# TRS-32 with a 420cc Raptor / Honda clone engine swap



## non applicable (Aug 6, 2013)

Hello snowblower forum.

I have the opportunity to pickup a TRS-32 that is in great condition. I know that the TRS were made by Ariens for JD, and that they are notorious for poor construction. With that in mind I have a few questions that I'm hoping someone can give me their opinions on.

How difficult would it be to swap the stock JD engine for a Honda clone like the Raptor 420cc at Harbor Freight? I could pick a new one up for $250 right now. 

What size diameter is the shaft on the stock JD engine. Would the Honda-clone engine bolt up pretty easily as a replacement?

What problems exactly did the JD have?. I don't know a lot about the drive on a snowblower, if it isn't too complicated I wouldn't be worried about it.

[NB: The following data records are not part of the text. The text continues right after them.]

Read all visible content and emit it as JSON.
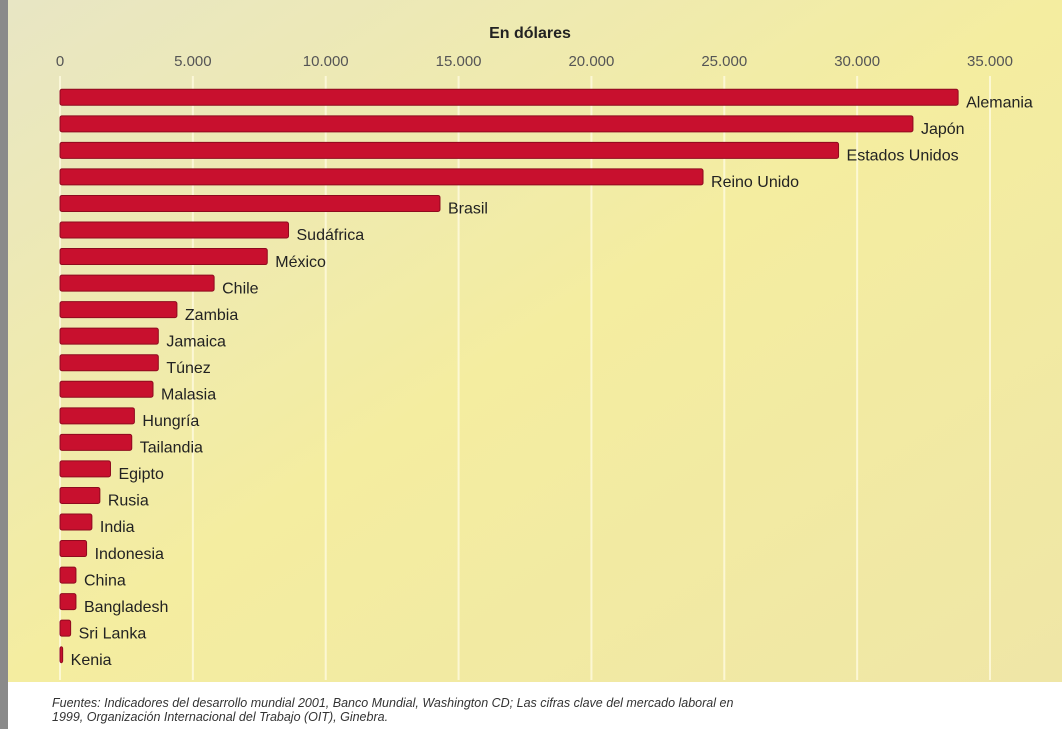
{
  "chart_data": {
    "type": "barh",
    "title": "En dólares",
    "categories": [
      "Alemania",
      "Japón",
      "Estados Unidos",
      "Reino Unido",
      "Brasil",
      "Sudáfrica",
      "México",
      "Chile",
      "Zambia",
      "Jamaica",
      "Túnez",
      "Malasia",
      "Hungría",
      "Tailandia",
      "Egipto",
      "Rusia",
      "India",
      "Indonesia",
      "China",
      "Bangladesh",
      "Sri Lanka",
      "Kenia"
    ],
    "values": [
      33800,
      32100,
      29300,
      24200,
      14300,
      8600,
      7800,
      5800,
      4400,
      3700,
      3700,
      3500,
      2800,
      2700,
      1900,
      1500,
      1200,
      1000,
      600,
      600,
      400,
      100
    ],
    "color": "#c8102e",
    "xlim": [
      0,
      35000
    ],
    "xticks": [
      0,
      {
        "value": 5000,
        "label": "5.000"
      },
      {
        "value": 10000,
        "label": "10.000"
      },
      {
        "value": 15000,
        "label": "15.000"
      },
      {
        "value": 20000,
        "label": "20.000"
      },
      {
        "value": 25000,
        "label": "25.000"
      },
      {
        "value": 30000,
        "label": "30.000"
      },
      {
        "value": 35000,
        "label": "35.000"
      }
    ],
    "grid": true,
    "source": "Fuentes: Indicadores del desarrollo mundial 2001, Banco Mundial, Washington CD; Las cifras clave del mercado laboral en 1999, Organización Internacional del Trabajo (OIT), Ginebra."
  }
}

Thanks for any and all input!


----------



## sscotsman (Dec 8, 2010)

Greetings Non,
welcome to the forum!
you have one thing wrong in your description, this is the correct version:

"I have the opportunity to pickup a TRS-32 that is in great condition. I know that the TRS were made by Murray for JD, and that they are notorious for poor construction. With that in mind I have a few questions that I'm hoping someone can give me their opinions on."

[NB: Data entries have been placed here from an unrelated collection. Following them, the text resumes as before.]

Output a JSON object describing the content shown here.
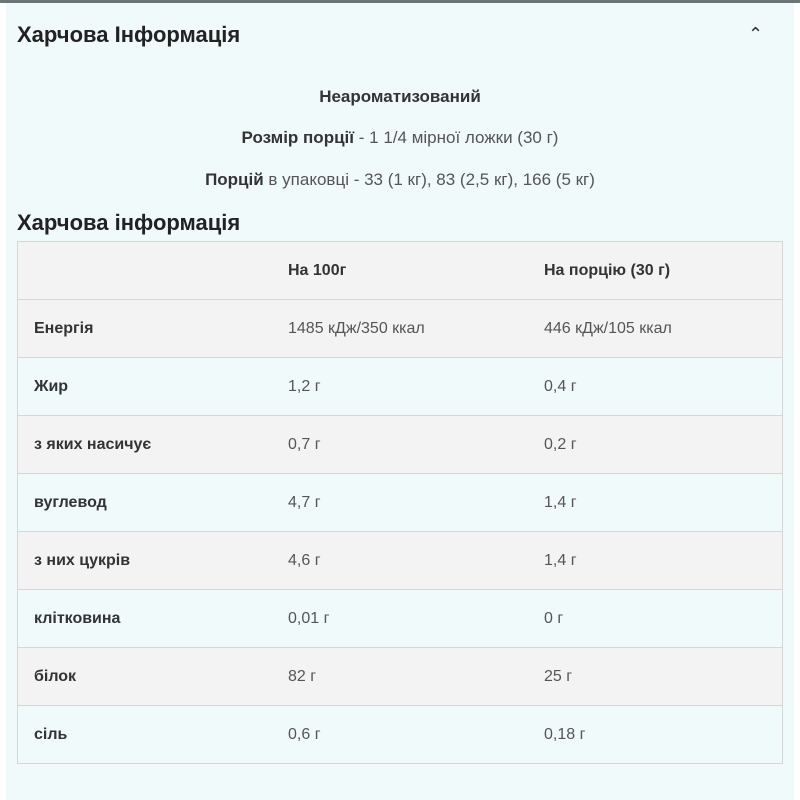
{
  "accordion": {
    "title": "Харчова Інформація",
    "toggle_icon": "chevron-up-icon"
  },
  "flavor": "Неароматизований",
  "serving_size": {
    "label": "Розмір порції",
    "value": "- 1 1/4 мірної ложки (30 г)"
  },
  "servings": {
    "label": "Порцій",
    "label_rest": "в упаковці",
    "value": "- 33 (1 кг), 83 (2,5 кг), 166 (5 кг)"
  },
  "table": {
    "title": "Харчова інформація",
    "headers": [
      "",
      "На 100г",
      "На порцію (30 г)"
    ],
    "rows": [
      [
        "Енергія",
        "1485 кДж/350 ккал",
        "446 кДж/105 ккал"
      ],
      [
        "Жир",
        "1,2 г",
        "0,4 г"
      ],
      [
        "з яких насичує",
        "0,7 г",
        "0,2 г"
      ],
      [
        "вуглевод",
        "4,7 г",
        "1,4 г"
      ],
      [
        "з них цукрів",
        "4,6 г",
        "1,4 г"
      ],
      [
        "клітковина",
        "0,01 г",
        "0 г"
      ],
      [
        "білок",
        "82 г",
        "25 г"
      ],
      [
        "сіль",
        "0,6 г",
        "0,18 г"
      ]
    ]
  }
}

The Ariens-built Deeres are the good ones..
I dont know about the drive shafts..someone else can probably help you with that..but I do have more info about the TRS models here:

http://1stclass.mylargescale.com/scottychaos/Ariens/Page11.html#question3

(scroll down a bit past the Cub Cadet into to reach the John Deere section.)


Scot


----------



## Pauleastend63 (Nov 23, 2020)

sscotsman said:


> Greetings Non,
> welcome to the forum!
> you have one thing wrong in your description, this is the correct version:
> 
> ...


I agree with sscotsman.......I have both JD 828D, (Ariens built).....and recently purchased a TRS 27 (Murray built).....my 828D is built like a brick shithouse in comparison to the TRS 27......they are not even in the same league. Tip: make sure to check the bushings right at the friction wheel.......no longer circular.....oblong is the word. Can't order new ones so for now I pressed them out and spun them around, much much less play till I find some type of close replacement. Attached see the assembly where the bushings see the most pressure, and also the second link where I think I can find the replacement bushings. (Bushing # 5 in first link, bushing # 12 are still like new).

https://partscatalog.deere.com/jdrc/sidebyside/equipment/80935/referrer/navigation/pgId/17446175

Sleeve Bearings On Isostatic Industries Inc.


----------